Tuesday, November 22, 2011

Thanksgiving Birding

Winter-time bird watching expeditions are sometimes not anticipated as a lively activity. The teeming numbers of summer birds has gone. The migrants have pushed on through. The great hawk watch at the Mendota Fire Tower is once again in the history books. We’re lucky in these parts that we have mild weather nearly year around and many good locations for a variety of habitat. From the snowy tops of Holston and Roan Mountains to South Holston and Douglas lakes we have plenty of places to choose from and usually good luck.

During the week we’d experienced a “duck fall out” of which I’d never heard. Apparently, when the cold front came through it collided with several migrations of ducks. In this collision, the ducks are forced to land (or, to water, to be more specific.) The result was a congregation in places one or two thousand ducks of the same species. We’re lucky to get a single species count into the two hundreds. I’m thinking of Buffleheads on Wilbur Lake and that’s very unusual. By the weekend, these ducks had pushed on. Jean and Brookie Potter counted a raft of ducks of over one thousand.

Despite the cold morning this day became warm and clear and we shed coats just after lunch.

But our outing was still very productive and even exciting. We started at the Weir Dam and Osceola Island, downstream from the South Holston Dam on a chilly, sunny, and beautiful morning. (Top picture.) Osceola Island has been a long-time favorite birding area. It is also a great picnic grounds featuring good walking paths and good fishing for trout. Perhaps the best finds were a beaver carcass, American widgeon, coots, all the woodpeckers, and black duck. Up on the dam we got even luckier with two Bald eagles and loon. (To find Osceola Island go east from Bristol, Tenn./Va., on U.S. 421 and after the turn off to BMS keep an eye out for the sign to the dam, maybe three or four miles up the road on 421. If you cross the lake you went too far.)

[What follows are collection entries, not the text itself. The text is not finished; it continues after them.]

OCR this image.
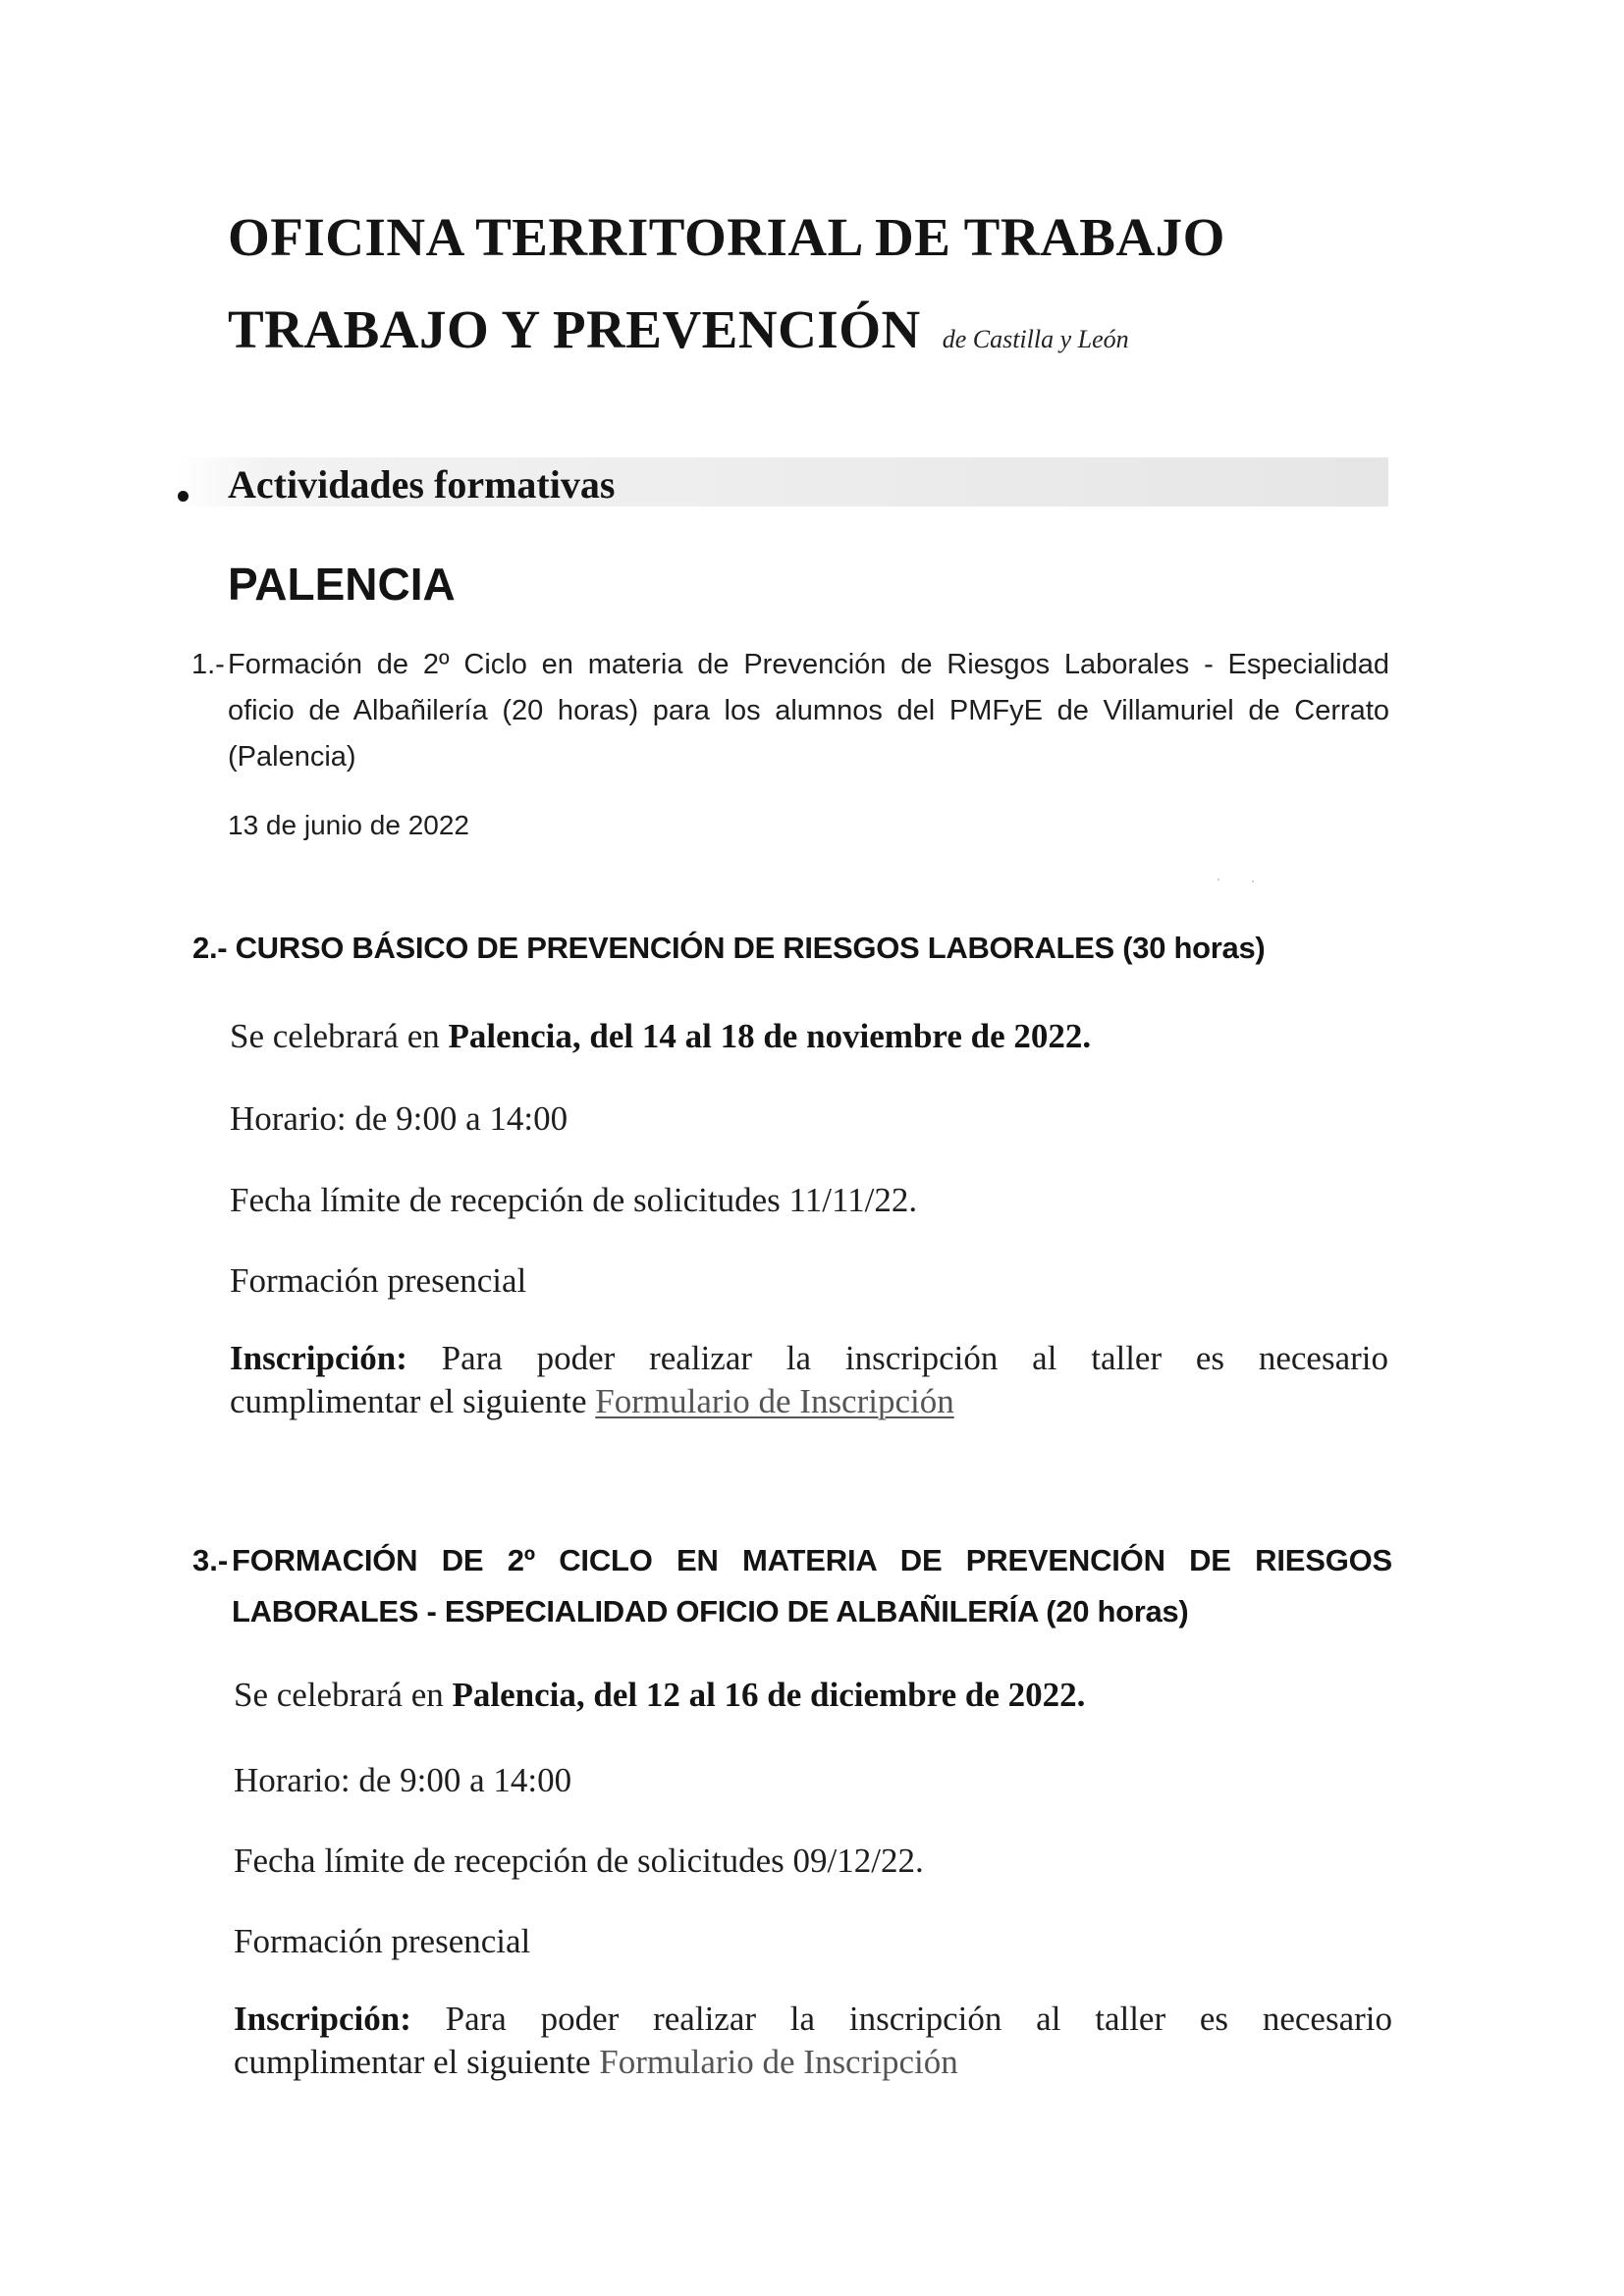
OFICINA TERRITORIAL DE TRABAJO
TRABAJO Y PREVENCIÓN de Castilla y León
Actividades formativas
PALENCIA
1.- Formación de 2º Ciclo en materia de Prevención de Riesgos Laborales - Especialidad
oficio de Albañilería (20 horas) para los alumnos del PMFyE de Villamuriel de Cerrato
(Palencia)
13 de junio de 2022
2.- CURSO BÁSICO DE PREVENCIÓN DE RIESGOS LABORALES (30 horas)
Se celebrará en Palencia, del 14 al 18 de noviembre de 2022.
Horario: de 9:00 a 14:00
Fecha límite de recepción de solicitudes 11/11/22.
Formación presencial
Inscripción: Para poder realizar la inscripción al taller es necesario
cumplimentar el siguiente Formulario de Inscripción
3.- FORMACIÓN DE 2º CICLO EN MATERIA DE PREVENCIÓN DE RIESGOS
LABORALES - ESPECIALIDAD OFICIO DE ALBAÑILERÍA (20 horas)
Se celebrará en Palencia, del 12 al 16 de diciembre de 2022.
Horario: de 9:00 a 14:00
Fecha límite de recepción de solicitudes 09/12/22.
Formación presencial
Inscripción: Para poder realizar la inscripción al taller es necesario
cumplimentar el siguiente Formulario de Inscripción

Our second spot was Middlebrook Lake which I can’t even begin to describe how to find. It was one of these housing development impoundments where you would expect to find lots of Mallard and Canada Geese but also Hooded merganser and loons.
Our last stop was Musick’s Campground on the shores of South Holston Lake but north from the 421 Bridge. Amazingly, you are still in Tennessee by about one quarter of a mile. (Second picture.) With the lakes down, shore line is more accessible than during the full pool. But winter water fowl are around although here you need a spotting scope. We found all three grebe (eared, pied-bill, horned), Bonaparte gull, surf scoter, and few more loons. These are not uncommon in northeast Tennessee but you have to be willing to work for ‘em. Without a ‘scope a person would be hard pressed to see well enough at these distances. They’re shy and the lake is still a good distance across.

I only noted 30 species. The official count came to 47 species.